The type of medication prescribed will depend on the severity of the pain, the type of cancer, and the patient’s tolerance to medications. Sometimes, a combination of drugs are used for cancer pain. Options include:

  • Antidepressants – Amitriptyline and nortriptyline are examples of this class of drugs.
  • Anticonvulsants – These include carbamazepine and gabapentin.
  • Narcotics – These agents include hydromorphone, oxycodone, codeine, hydrocodone, and fentanyl.
  • Topical agents – These include pain patches, such as Lidoderm, as well as capsaicin.

What treatment options are available for cancer pain control?

There are several treatments used in conjunction with medications that help cancer pain. Treatments include:

  • Nerve block – Depending on the location of the pain, the doctor can use a long-acting anesthetic onto the targeted nerves to “block” the pain signal transmission. This involves insertion of tiny needles into the back using x-ray guidance.
  • Patient-controlled analgesia (PCA) – The pump allows the patient to administer the pain medication when pain occurs.
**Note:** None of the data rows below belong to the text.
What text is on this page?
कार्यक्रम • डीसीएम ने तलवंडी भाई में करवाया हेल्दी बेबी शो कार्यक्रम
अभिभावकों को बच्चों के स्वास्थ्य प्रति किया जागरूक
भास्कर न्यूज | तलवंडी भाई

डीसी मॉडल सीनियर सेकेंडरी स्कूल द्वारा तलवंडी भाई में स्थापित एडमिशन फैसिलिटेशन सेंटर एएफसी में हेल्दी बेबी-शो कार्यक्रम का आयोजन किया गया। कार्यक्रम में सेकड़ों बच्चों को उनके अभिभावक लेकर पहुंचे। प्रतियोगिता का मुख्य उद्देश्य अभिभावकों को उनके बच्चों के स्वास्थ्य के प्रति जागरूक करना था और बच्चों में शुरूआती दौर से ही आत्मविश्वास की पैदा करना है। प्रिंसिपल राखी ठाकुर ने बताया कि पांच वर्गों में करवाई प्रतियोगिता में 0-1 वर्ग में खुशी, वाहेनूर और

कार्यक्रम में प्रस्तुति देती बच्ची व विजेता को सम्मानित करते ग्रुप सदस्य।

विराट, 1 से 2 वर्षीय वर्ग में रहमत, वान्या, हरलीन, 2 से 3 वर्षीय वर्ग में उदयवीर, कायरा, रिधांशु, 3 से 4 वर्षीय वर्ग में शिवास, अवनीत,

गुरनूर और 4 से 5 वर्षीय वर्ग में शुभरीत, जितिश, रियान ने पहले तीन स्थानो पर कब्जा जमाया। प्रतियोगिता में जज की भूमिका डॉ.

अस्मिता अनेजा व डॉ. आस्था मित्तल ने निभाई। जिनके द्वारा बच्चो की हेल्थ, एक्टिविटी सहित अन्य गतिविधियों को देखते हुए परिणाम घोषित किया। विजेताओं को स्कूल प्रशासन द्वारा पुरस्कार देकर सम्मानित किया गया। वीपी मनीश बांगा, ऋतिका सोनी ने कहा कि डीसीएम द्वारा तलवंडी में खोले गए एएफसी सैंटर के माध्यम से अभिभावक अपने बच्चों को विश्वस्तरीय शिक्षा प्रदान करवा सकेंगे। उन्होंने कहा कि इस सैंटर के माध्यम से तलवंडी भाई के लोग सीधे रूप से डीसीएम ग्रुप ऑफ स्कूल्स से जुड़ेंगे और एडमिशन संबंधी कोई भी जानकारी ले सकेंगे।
The patient controls the frequency and amount of the pain.
  • Celiac plexus block and neurolysis – These procedures are used for abdominal and pelvic cancers. The doctor first uses an anesthetic, which is injected onto the celiac plexus nerves that supply the abdomen. If this works, the doctor can instill phenol or alcohol, which are neurolytic agents. According to a recent study, the block has a 90% success rate.
  • Superior hypogastric plexus block – This block is used on the superior hypogastric nerves, which supply the abdomen and pelvic regions. The doctor will insert small needles through the back using x-ray guidance, and inject a long-acting anesthetic. A recent clinical study found that 72% of patients reported pain relief with this block, and they remained pain-free for six months.


Kaufman M, Singh G, Das S, Concha-Parra R, Erber J, Micames C, & Gress F. (2010). Efficacy of endoscopic ultrasound-guided celiac plexus block and celiac plexus neurolysis for managing abdominal pain associated with chronic pancreatitis and pancreatic cancer. J Clin Gastrology, 44:127–134.

McGreevy K, Hurley RW, Erdek MA, Aner MM, Li S, & Cohen SP (2013).The effectiveness of repeat celiac plexus neurolysis for pancreatic cancer: a pilot study. Pain Practice,13, 89–95.

Plancarte R, de Leon-Casasola OA, El-Helealy M, et al.(1997). Neurolytic superior hypogastric plexus block for chronic pelvic pain associated with cancer. Reg Anesthesia, 22:562-568.